The opening of the Black Bridge walk and cycle path near Haumoana was effectively a wrap of the government, council and agencies $5.5 million funding project which has created more than 200km of recreational trails across the Bay.
"Yes it pretty much a wrap - it's put it to bed," Hawke's Bay Regional Council spokesman Drew Broadley said.
However, it did not signal an end to the 12-year-project which was originally sparked by former Napier Mayor Barbara Arnott and initially embraced by Rotary clubs.
Mr Broadley said a cycling governance group had been formed by the Napier, Hastings and Hawke's Bay Regional councils and agencies such as Hawke's Bay Tourism.
Hastings District Council deputy mayor and keen cyclist Cynthia Bowers said: "It is an ongoing thing."
That would include everything from maintenance of the trails, signs, coordination of cycle activities across the region and getting the word out nationally through tourism, she added.

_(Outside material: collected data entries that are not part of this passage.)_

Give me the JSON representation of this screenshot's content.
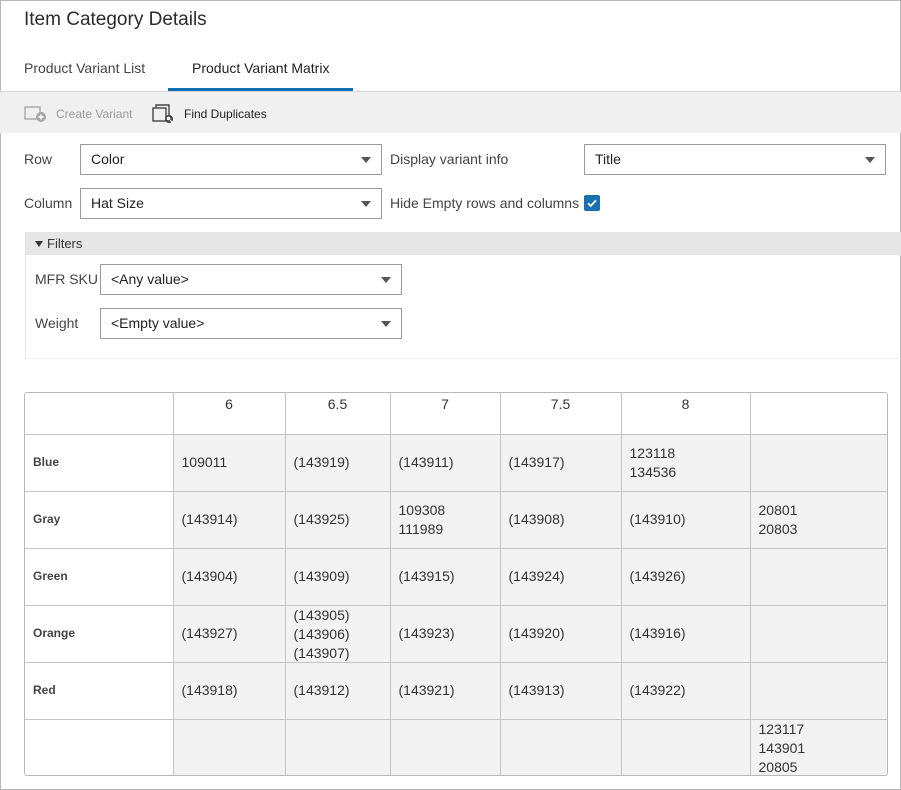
{
  "page": {
    "title": "Item Category Details"
  },
  "tabs": [
    {
      "label": "Product Variant List",
      "active": false
    },
    {
      "label": "Product Variant Matrix",
      "active": true
    }
  ],
  "toolbar": {
    "create_variant": "Create Variant",
    "find_duplicates": "Find Duplicates"
  },
  "settings": {
    "row_label": "Row",
    "row_value": "Color",
    "column_label": "Column",
    "column_value": "Hat Size",
    "display_label": "Display variant info",
    "display_value": "Title",
    "hide_empty_label": "Hide Empty rows and columns",
    "hide_empty_checked": true
  },
  "filters": {
    "header": "Filters",
    "mfr_sku_label": "MFR SKU",
    "mfr_sku_value": "<Any value>",
    "weight_label": "Weight",
    "weight_value": "<Empty value>"
  },
  "matrix": {
    "columns": [
      "",
      "6",
      "6.5",
      "7",
      "7.5",
      "8",
      ""
    ],
    "rows": [
      {
        "label": "Blue",
        "cells": [
          [
            "109011"
          ],
          [
            "(143919)"
          ],
          [
            "(143911)"
          ],
          [
            "(143917)"
          ],
          [
            "123118",
            "134536"
          ],
          []
        ]
      },
      {
        "label": "Gray",
        "cells": [
          [
            "(143914)"
          ],
          [
            "(143925)"
          ],
          [
            "109308",
            "111989"
          ],
          [
            "(143908)"
          ],
          [
            "(143910)"
          ],
          [
            "20801",
            "20803"
          ]
        ]
      },
      {
        "label": "Green",
        "cells": [
          [
            "(143904)"
          ],
          [
            "(143909)"
          ],
          [
            "(143915)"
          ],
          [
            "(143924)"
          ],
          [
            "(143926)"
          ],
          []
        ]
      },
      {
        "label": "Orange",
        "cells": [
          [
            "(143927)"
          ],
          [
            "(143905)",
            "(143906)",
            "(143907)"
          ],
          [
            "(143923)"
          ],
          [
            "(143920)"
          ],
          [
            "(143916)"
          ],
          []
        ]
      },
      {
        "label": "Red",
        "cells": [
          [
            "(143918)"
          ],
          [
            "(143912)"
          ],
          [
            "(143921)"
          ],
          [
            "(143913)"
          ],
          [
            "(143922)"
          ],
          []
        ]
      },
      {
        "label": "",
        "cells": [
          [],
          [],
          [],
          [],
          [],
          [
            "123117",
            "143901",
            "20805"
          ]
        ]
      }
    ]
  },
  "colors": {
    "accent": "#0a6fb3",
    "toolbar_bg": "#f0f0f0",
    "cell_bg": "#f2f2f2"
  }
}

Mrs Bowers said the vision and determination by all involved had created an incredible trails network.
"I hear it a lot from visitors - that what we have here is equal to the Central Otago rail trails.
"It is very important to Hawke's Bay."
Since the trails idea was sparked in 2002 when the councils worked together to help create "Heretaunga Ararau - the land of a hundred pathways".
What began as the Rotary Pathways became known as Hawke's Bay Trails and are in turn part of Nga Haeranga, the New Zealand Cycle Trail project.
There are three distinct sections - the landscapes ride, the water ride and the wineries ride which together form the "Great Ride" of more than 200km.
Funding came from New Zealand Cycle Trails ($2.6 million), Hawke's Bay Regional Council ($2.1 million), Napier and Hastings Rotary Pathway Trusts ($267,000), Napier City Council ($195,000) and the Hastings District Council ($310,000).
The opening of the Black Bridge attachment, which cost about $750,000, now ensured a safe crossing for walkers and cyclists.
"Riding across there in the past could be pretty scary," Mrs Bowers said.
She said the benefits for the region's tourism industry were equal to those of the benefits the trails provided in terms of health and fitness for Bay residents.
"To see people out there walking and cycling is just great and we need to spread the word to get more people out there."
She said work and other demands meant she was not able to get on her bicycle as often as she liked but took to the trails at weekends as often as she could.